US-Präsident Donald Trump hat überraschend die Nominierung seines Kandidaten für das Amt des Direktors der Nationalen Nachrichtendienste (DNI) gestoppt. Damit bleibt Bill Pulte vorerst kommissarischer Geheimdienstchef – trotz Kritik an seiner fehlenden Erfahrung im Bereich Nachrichtendienste.
Auslöser des Konflikts ist die Nachfolge von Tulsi Gabbard, die im Mai ihren Rücktritt als Direktorin der Nationalen Nachrichtendienste angekündigt hatte. Trump hatte zunächst Bill Pulte, den früheren Leiter der Federal Housing Finance Agency, vorübergehend eingesetzt. Wegen seiner mangelnden Geheimdiensterfahrung stieß diese Entscheidung jedoch auf Kritik von Republikanern und Demokraten.
Anschließend nominierte Trump den New Yorker Bundesstaatsanwalt Jay Clayton für den Posten. Clayton gilt als erfahren und genießt parteiübergreifend Anerkennung. Seine Anhörung im Senat war für den 17. Juni angesetzt.
Kurz vor der Anhörung erklärte Trump jedoch, er wolle die Nominierung zurückziehen. Er begründete dies damit, dass die Demokraten angeblich eine politische Vereinbarung gebrochen hätten und die Bestätigung Claytons zu schnell vorantreiben würden.
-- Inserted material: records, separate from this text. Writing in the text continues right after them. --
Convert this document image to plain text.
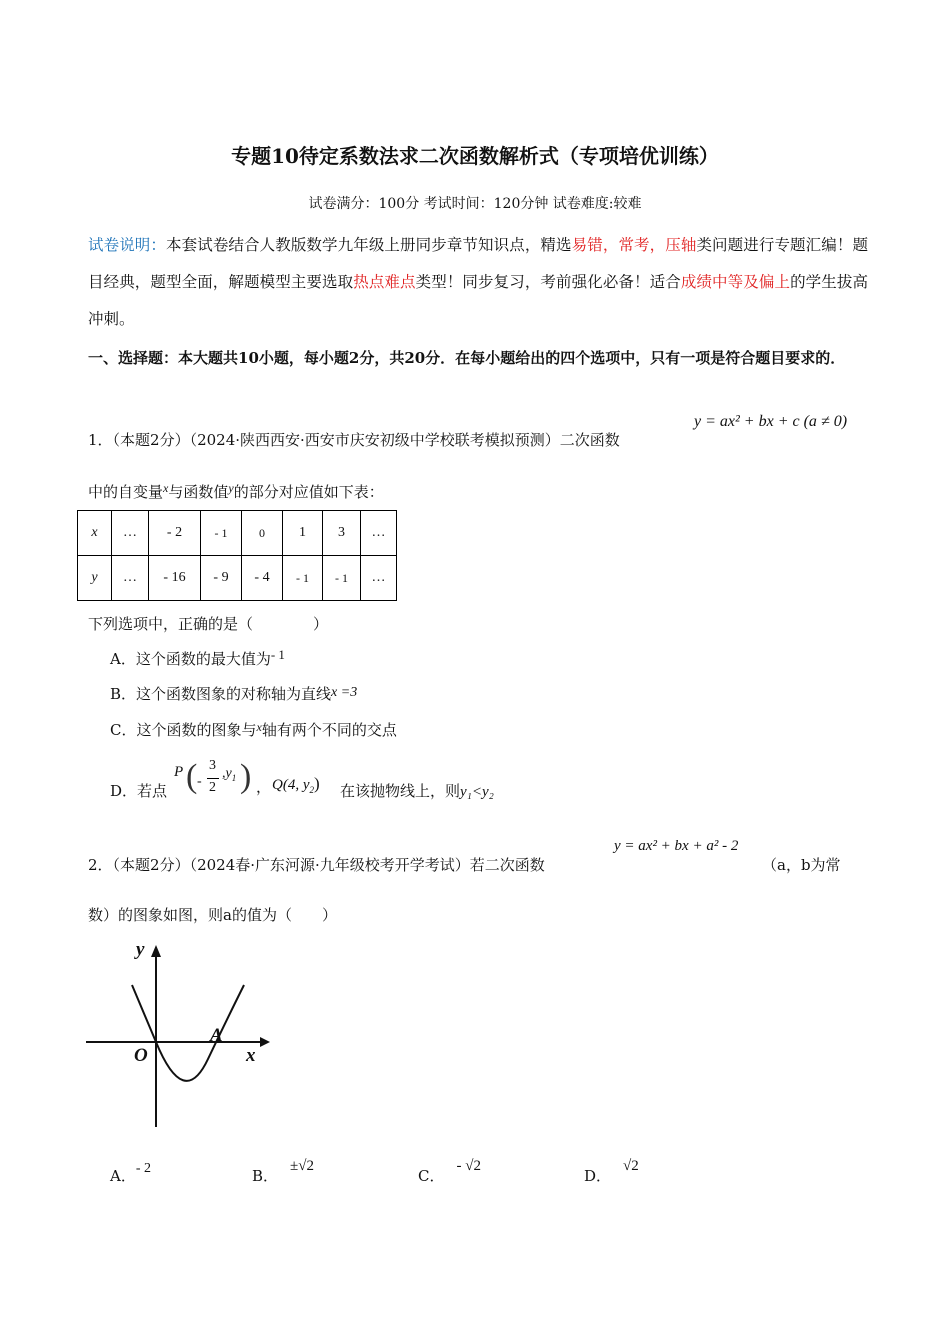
专题10待定系数法求二次函数解析式（专项培优训练）
试卷满分：100分 考试时间：120分钟 试卷难度:较难
试卷说明：本套试卷结合人教版数学九年级上册同步章节知识点，精选易错，常考，压轴类问题进行专题汇编！题目经典，题型全面，解题模型主要选取热点难点类型！同步复习，考前强化必备！适合成绩中等及偏上的学生拔高冲刺。
一、选择题：本大题共10小题，每小题2分，共20分．在每小题给出的四个选项中，只有一项是符合题目要求的．
1．（本题2分）（2024·陕西西安·西安市庆安初级中学校联考模拟预测）二次函数
y = ax² + bx + c (a ≠ 0)
中的自变量$^x$与函数值$^y$的部分对应值如下表：
x	…	- 2	- 1	0	1	3	…
y	…	- 16	- 9	- 4	- 1	- 1	…
下列选项中，正确的是（　　　　）
A．这个函数的最大值为- 1
B．这个函数图象的对称轴为直线x =3
C．这个函数的图象与$^x$轴有两个不同的交点
D．若点
P ( -
3
2
$,y_1$ ) ， Q(4, $y_2$) 在该抛物线上，则y₁<y₂
2．（本题2分）（2024春·广东河源·九年级校考开学考试）若二次函数
y = ax² + bx + a² - 2
（a，b为常
数）的图象如图，则a的值为（　　）
y
x
O
A
A．- 2	B．±√2
C．- √2
D．√2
Streit um Überwachungsgesetz
Im Hintergrund steht die Debatte um die Verlängerung von Abschnitt 702 des Foreign Intelligence Surveillance Act (FISA). Dieses Gesetz ermöglicht die Überwachung ausländischer Personen zur Informationsgewinnung. Kritiker befürchten jedoch, dass dabei auch Daten von US-Bürgern ohne richterliche Genehmigung erfasst werden können.
Befürworter verweisen darauf, dass das Programm mehrfach zur Verhinderung terroristischer Anschläge beigetragen habe. Nach Angaben der Behörden spielte es auch eine Rolle bei der Aufdeckung eines geplanten Anschlags auf ein Taylor-Swift-Konzert in Wien im Jahr 2024.
Am 11. Juni scheiterte die Verlängerung des Gesetzes im Repräsentantenhaus. Mehrere Republikaner stimmten gemeinsam mit Demokraten dagegen. Ein Grund dafür waren Bedenken hinsichtlich der aktuellen Führung der Geheimdienste durch Pulte.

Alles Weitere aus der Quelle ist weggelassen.